Making movies that folks want to see or cars that they want to buy shouldn’t be hard. You can model the buyer, and AI can speed time-to-market for new designs significantly by removing a lot of the tedious tasks like storyboards and clay models to get to a better representation of the finished product.


If making bad decisions is the problem, automating production will only worsen that problem, as you’ll just end up with more bad results. You need to fix the decision process first, then approach cost savings in a way that removes unnecessary costs instead of eliminating what may later turn out to be necessary resources.

Wrapping Up: The Strikes Are Wrong-Headed

Both the U.S. film and automotive markets are in trouble. The strikes are likely to cause the failure of one or more of these companies without addressing the core problem, which isn’t compensation but bad decisions that result in product market failures.

AI can and should be used to fix the decision problems first so that when AI is used to enhance, not replace, the existing workforce, you will get more products and a higher percentage of successful outcomes.

Companies should first use AI to help line workers eliminate the less enjoyable aspects of their jobs, such as rewrites, reshoots, compliance documentation, etc., rather than replacing those workers. By showcasing compassion and empathy for customers and employees, you foster better relationships and contribute to long-term company viability.

I’d also argue we need to rebalance CEO and line compensation, but that is a topic for another time. For now, AI is best used as a tool to enhance employee performance, not replace them, and especially to help executives make better decisions more consistently and avoid mistakes more successfully.

Tech Product of the Week

Lenovo Legion Go

AMD dominates the dedicated gaming space as the vendor of choice for Sony PlayStation and Microsoft Xbox. So, it makes sense that when Lenovo wanted to create a breakout handheld gaming platform, the Legion Go, it would choose AMD as the vendor.

PC gaming is around a quarter of the gaming market today, while smartphone gaming represents over half of the market, indicating that one of the limitations of PC gaming is its lack of portability.

Many PC games can use game controllers, but even if you have a keyboard and mouse, most gamers I know choose not to use them. That makes on-the-go gaming nearly impossible because the keyboard, and especially the mouse, limits where you can game.

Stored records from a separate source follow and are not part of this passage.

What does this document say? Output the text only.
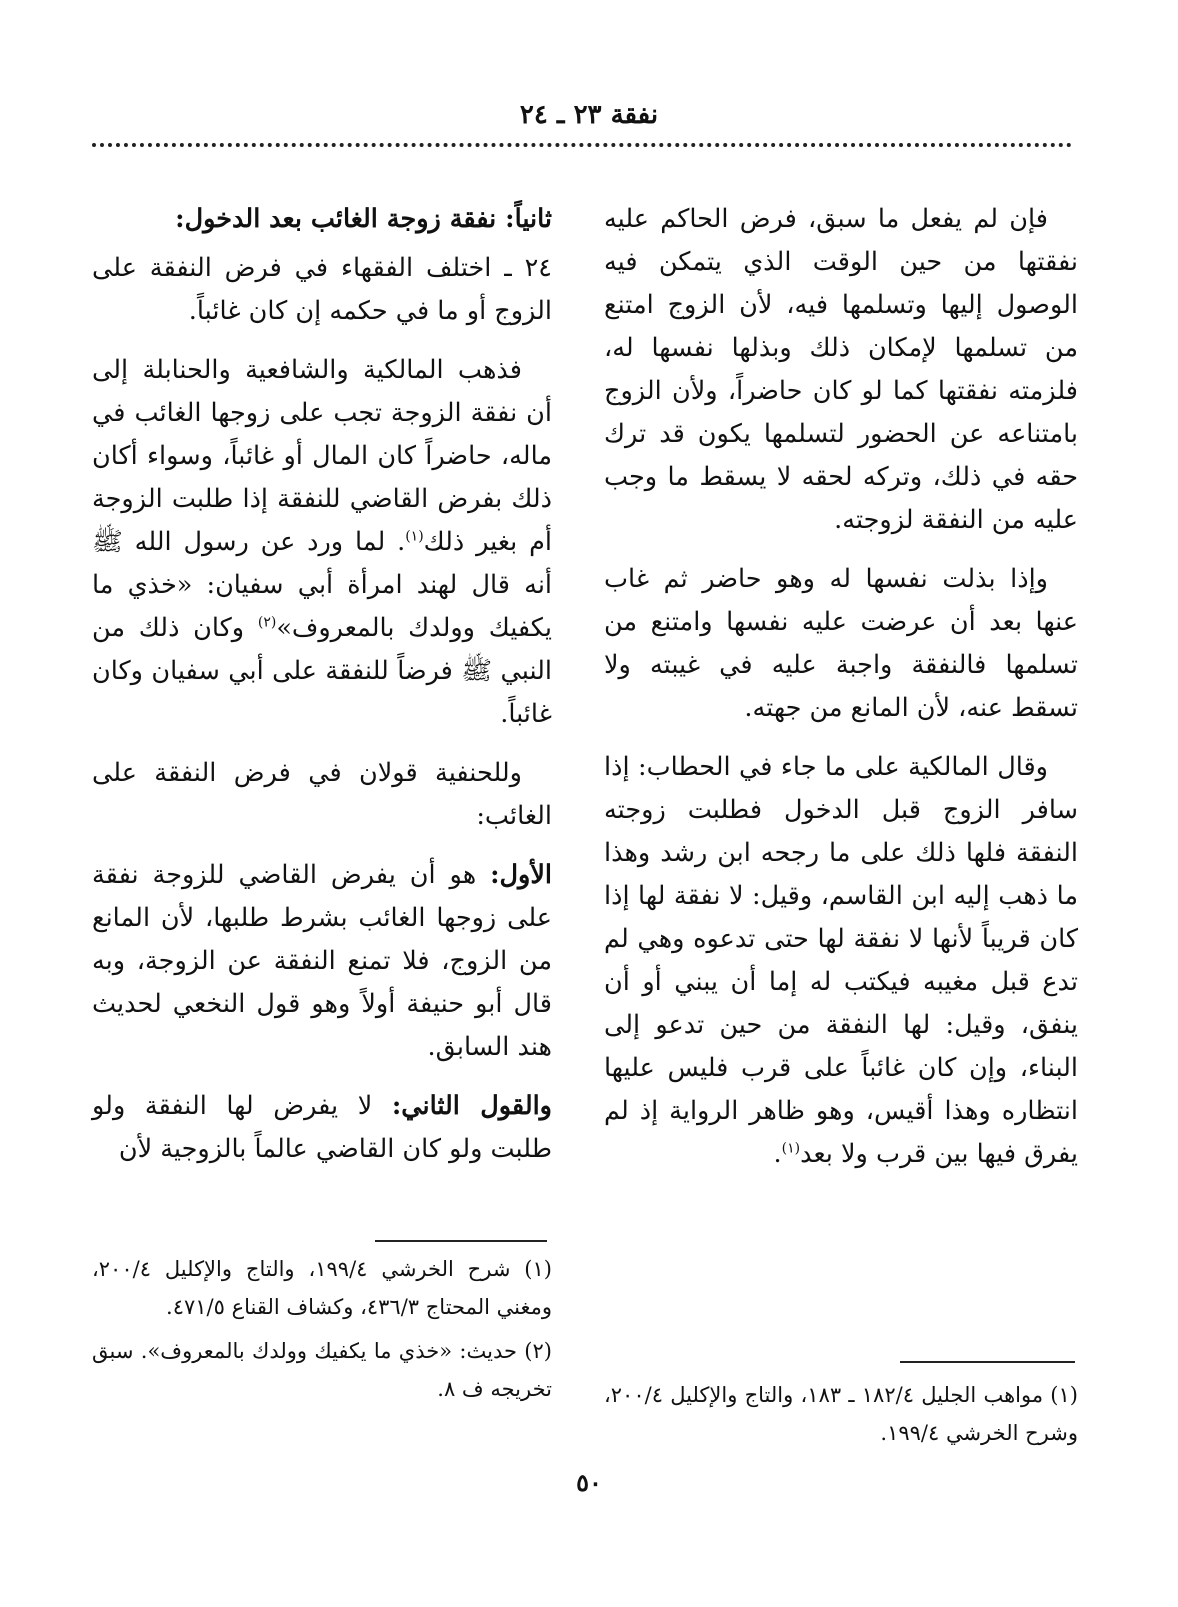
نفقة ٢٣ ـ ٢٤

فإن لم يفعل ما سبق، فرض الحاكم عليه نفقتها من حين الوقت الذي يتمكن فيه الوصول إليها وتسلمها فيه، لأن الزوج امتنع من تسلمها لإمكان ذلك وبذلها نفسها له، فلزمته نفقتها كما لو كان حاضراً، ولأن الزوج بامتناعه عن الحضور لتسلمها يكون قد ترك حقه في ذلك، وتركه لحقه لا يسقط ما وجب عليه من النفقة لزوجته.

وإذا بذلت نفسها له وهو حاضر ثم غاب عنها بعد أن عرضت عليه نفسها وامتنع من تسلمها فالنفقة واجبة عليه في غيبته ولا تسقط عنه، لأن المانع من جهته.

وقال المالكية على ما جاء في الحطاب: إذا سافر الزوج قبل الدخول فطلبت زوجته النفقة فلها ذلك على ما رجحه ابن رشد وهذا ما ذهب إليه ابن القاسم، وقيل: لا نفقة لها إذا كان قريباً لأنها لا نفقة لها حتى تدعوه وهي لم تدع قبل مغيبه فيكتب له إما أن يبني أو أن ينفق، وقيل: لها النفقة من حين تدعو إلى البناء، وإن كان غائباً على قرب فليس عليها انتظاره وهذا أقيس، وهو ظاهر الرواية إذ لم يفرق فيها بين قرب ولا بعد$^{(١)}$.

ثانياً: نفقة زوجة الغائب بعد الدخول:

٢٤ ـ اختلف الفقهاء في فرض النفقة على الزوج أو ما في حكمه إن كان غائباً.

فذهب المالكية والشافعية والحنابلة إلى أن نفقة الزوجة تجب على زوجها الغائب في ماله، حاضراً كان المال أو غائباً، وسواء أكان ذلك بفرض القاضي للنفقة إذا طلبت الزوجة أم بغير ذلك$^{(١)}$. لما ورد عن رسول الله ﷺ أنه قال لهند امرأة أبي سفيان: «خذي ما يكفيك وولدك بالمعروف»$^{(٢)}$ وكان ذلك من النبي ﷺ فرضاً للنفقة على أبي سفيان وكان غائباً.

وللحنفية قولان في فرض النفقة على الغائب:

الأول: هو أن يفرض القاضي للزوجة نفقة على زوجها الغائب بشرط طلبها، لأن المانع من الزوج، فلا تمنع النفقة عن الزوجة، وبه قال أبو حنيفة أولاً وهو قول النخعي لحديث هند السابق.

والقول الثاني: لا يفرض لها النفقة ولو طلبت ولو كان القاضي عالماً بالزوجية لأن

(١) مواهب الجليل ١٨٢/٤ ـ ١٨٣، والتاج والإكليل ٢٠٠/٤، وشرح الخرشي ١٩٩/٤.

(١) شرح الخرشي ١٩٩/٤، والتاج والإكليل ٢٠٠/٤، ومغني المحتاج ٤٣٦/٣، وكشاف القناع ٤٧١/٥.

(٢) حديث: «خذي ما يكفيك وولدك بالمعروف». سبق تخريجه ف ٨.

٥٠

Lenovo Legion Go is a Windows 11 handheld computer focused on gaming with modular handheld controls and ten mappable buttons, so you don’t miss the extra functionality you’d typically have with a keyboard.

Lenovo Legion Go handheld gaming device

The Lenovo Legion Go packs the performance of a Windows PC into a handheld gaming device. (Image Credit: Lenovo)

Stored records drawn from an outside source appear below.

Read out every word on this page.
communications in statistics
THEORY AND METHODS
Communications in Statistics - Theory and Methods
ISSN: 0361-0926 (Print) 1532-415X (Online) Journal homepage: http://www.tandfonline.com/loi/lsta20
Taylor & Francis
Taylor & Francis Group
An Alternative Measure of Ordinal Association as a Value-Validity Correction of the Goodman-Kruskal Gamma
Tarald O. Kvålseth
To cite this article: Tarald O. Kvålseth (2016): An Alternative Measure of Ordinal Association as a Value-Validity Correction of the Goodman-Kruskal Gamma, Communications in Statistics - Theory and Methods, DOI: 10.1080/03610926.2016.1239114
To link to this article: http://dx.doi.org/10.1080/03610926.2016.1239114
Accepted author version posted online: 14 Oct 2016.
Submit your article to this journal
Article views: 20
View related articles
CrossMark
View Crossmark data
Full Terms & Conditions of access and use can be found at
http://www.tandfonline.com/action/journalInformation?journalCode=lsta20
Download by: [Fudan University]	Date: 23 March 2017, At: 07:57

The 8.8-inch screen has 500 nits of brightness for outdoor viewability, and it is expected to have over five hours of battery life and can charge to 70% capacity in as little as 30 minutes.

The device is a bit chunky — and it needs to be to dump the kind of heat a gaming rig puts out — but to many, that will make the device feel more substantial and premium.

While this is a first-generation device, Lenovo has been making gaming laptops for years. This device is just a new form factor, so the risks mostly have to do with the launcher (how you load and switch between games and applications). That will be patched and updated over time without needing to replace the device, so the first adopter risk is minimal.

We are approaching Christmas, so this might be the perfect gift for the PC gamer who wants to be more mobile.

Lenovo also released a new head-mounted consumer display called Legion Glasses.

Lenovo Legion Glasses for Legion Go gamers

Lenovo Legion Glasses offer Legion Go gamers a wearable, high-quality display for a private, large-screen experience. (Image Credit: Lenovo)


I think there is an opportunity to tie both devices together to get a portable, big-screen gaming experience that would be unmatched in the market. We’ll see.

For now, the Lenovo Legion Go handheld gaming device, which is set to launch in October with a starting price of $699, is my Product of the Week.

The opinions expressed in this article are those of the author and do not necessarily reflect the views of ECT News Network.